Un petit OS assez court fait sur la base d'une scène du 3x03... Ianto s'interroge sur certaines paroles prononcées entre lui et Jack.

Egoïsme ?

POV Ianto :

Je pense être quelqu'un que l'on peut qualifier de normal. Je suis loin d'être génial, mais je sais qu'il y a aussi pire que moi. Je suis dans la moyenne, disons. Et je suis lucide sur moi-même : je sais où résident mes points forts, et je sais également quels sont mes défauts. Néanmoins, je ne pensais pas avoir celui-là. Pourtant, je dois me rendre à l'évidence : je suis égoïste.

Un défaut qui m'a toujours irrité. Alors voilà que je découvre que je l'ai... Ca a de quoi énerver un tant soit peu, non ? Pourtant, qu'est-ce que ça pourrait être d'autre, sinon de l'égoïsme ? Il a été violent, sur le coup. Viscéral. J'ai dû prendre sur moi pour le garder en moi, pour ne pas le laisser transparaître au détour de paroles désespérées et pathétiques. C'est sans doute pour cela que j'ai joué la carte un peu coquine pour que la conversation aille sur un autre terrain. Jack a marché. Il marche toujours, avec ce genre de moyens.

« Alors un jour... Tu me verras mourir de vieillesse... Et tu continueras.

Oui. »

Ces paroles résonnent dans ma tête depuis qu'elles ont été prononcées. Même si après, avec un sourire juste ce qu'il faut d'enjôleur et des propositions à peine voilées -et avortées d'ailleurs, merci Rhys !-, j'ai fait en sorte qu'il ne s'aperçoive de rien... Je ne peux que m'arrêter dessus, malgré moi.

Jack dit n'être qu'un point fixe dans le temps et l'espace... Possible, s'il le dit... Mais le point en réalité, c'est moi. L'anecdote dans sa vie interminable... La page parmi tant d'autres, sur le cahier qui compose son existence... En quoi serais-je différent des autres, moi qui n'ait rien d'exceptionnel ? Sa vie s'est figée, mais la mienne passera. Aussi vite qu'un battement de cil, à ses yeux. Je ne sais pas ce qui m'accable le plus... De savoir que je ne peux rien lui apporter de nouveau... Ou peut-être sa réponse, obtenue trop vite à mon goût.
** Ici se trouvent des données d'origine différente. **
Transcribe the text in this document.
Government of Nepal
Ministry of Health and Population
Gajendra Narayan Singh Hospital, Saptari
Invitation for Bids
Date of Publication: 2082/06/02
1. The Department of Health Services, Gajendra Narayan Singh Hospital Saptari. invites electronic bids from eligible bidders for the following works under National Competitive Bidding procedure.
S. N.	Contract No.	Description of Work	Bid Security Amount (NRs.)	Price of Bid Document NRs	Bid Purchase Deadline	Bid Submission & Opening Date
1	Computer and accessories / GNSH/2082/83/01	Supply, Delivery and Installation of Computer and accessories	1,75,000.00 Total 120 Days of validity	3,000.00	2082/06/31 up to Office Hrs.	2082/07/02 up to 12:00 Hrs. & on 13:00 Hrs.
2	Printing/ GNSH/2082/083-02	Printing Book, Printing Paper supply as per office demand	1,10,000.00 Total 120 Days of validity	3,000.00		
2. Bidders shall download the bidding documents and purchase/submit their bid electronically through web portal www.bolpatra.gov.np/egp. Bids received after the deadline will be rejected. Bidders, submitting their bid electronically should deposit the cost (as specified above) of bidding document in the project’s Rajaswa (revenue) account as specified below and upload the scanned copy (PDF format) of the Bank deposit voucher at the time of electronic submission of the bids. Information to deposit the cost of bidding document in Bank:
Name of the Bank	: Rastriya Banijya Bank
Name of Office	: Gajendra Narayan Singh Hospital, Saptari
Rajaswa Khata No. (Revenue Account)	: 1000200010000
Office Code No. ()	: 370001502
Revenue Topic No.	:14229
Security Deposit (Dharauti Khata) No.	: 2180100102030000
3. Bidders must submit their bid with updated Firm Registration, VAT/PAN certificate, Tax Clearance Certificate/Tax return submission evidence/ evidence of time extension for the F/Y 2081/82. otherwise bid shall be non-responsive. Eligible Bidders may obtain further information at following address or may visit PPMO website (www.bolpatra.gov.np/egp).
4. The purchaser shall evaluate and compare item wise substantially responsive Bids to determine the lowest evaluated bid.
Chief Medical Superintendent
Ce 'oui'. Certes, il ne pouvait me répondre que cela. Evidemment, qu'il continuera. Cela ne veut pas dire que j'aurais dédaigné une réponse plus romanesque, même si moins juste... Enfin, je suppose que je ne dois pas m'attendre à cela avec lui. Pourtant... Pourtant ce 'oui'... Trop vite. Trop désinvolte, du moins en apparence.

Voilà pourquoi je dis que je suis égoïste. Parce que l'idée qu'il continue sans moi m'insupporte. Je peux bien me l'avouer, puisqu'à lui, je ne lui dirai jamais. Je n'ai pas envie d'être ce point, cette anecdote. J'ai envie de compter. Plus que les autres. Compter comme personne. Même si ça doit lui faire du mal.

Je suis vraiment un type horrible... Comment puis-je être assis là, tranquillement, à me dire que je veux que l'homme que j'aime souffre lorsque je ne serai plus ? Dans ce genre de situation, la personne qui part souhaite plus que toute autre chose, que celle qui survit sans remette vite, ne le pleure pas trop longtemps et aime de nouveau... Et moi, là tout de suite, je ne peux pas me dire cela. J'en suis incapable. Je ne me pensais pas si tordu... C'est lui qui me rend comme ça. Toute cette pallette de sentiments qui me traversent et auxquels j'ai longtemps peiné à donner un nom... C'est à lui que je les dois. Je lui dois tant, au fond... Peut-être que je ne suis pas si mauvais... Peut-être que si je pense de cette façon, c'est uniquement parce que j'ai peur que le temps nous manque. De ne pas réussir à faire ou dire tout ce que je voudrais, comme avec cette vie que nous menons, tout peut disparaître en un claquement de doigts.

Quand il sera de retour, je sais ce que je ferai. J'en profiterai, comme je le lui avais dit sur le ton de la plaisanterie, au départ. Au lieu de regarder le temps filer comme un spectateur, je vais m'offrir le premier rôle, pour une fois. Agir au lieu de me désespérer de ce qui pourrait être... Et m'occuper un peu plus de ce qui est. Puisque chaque seconde compte.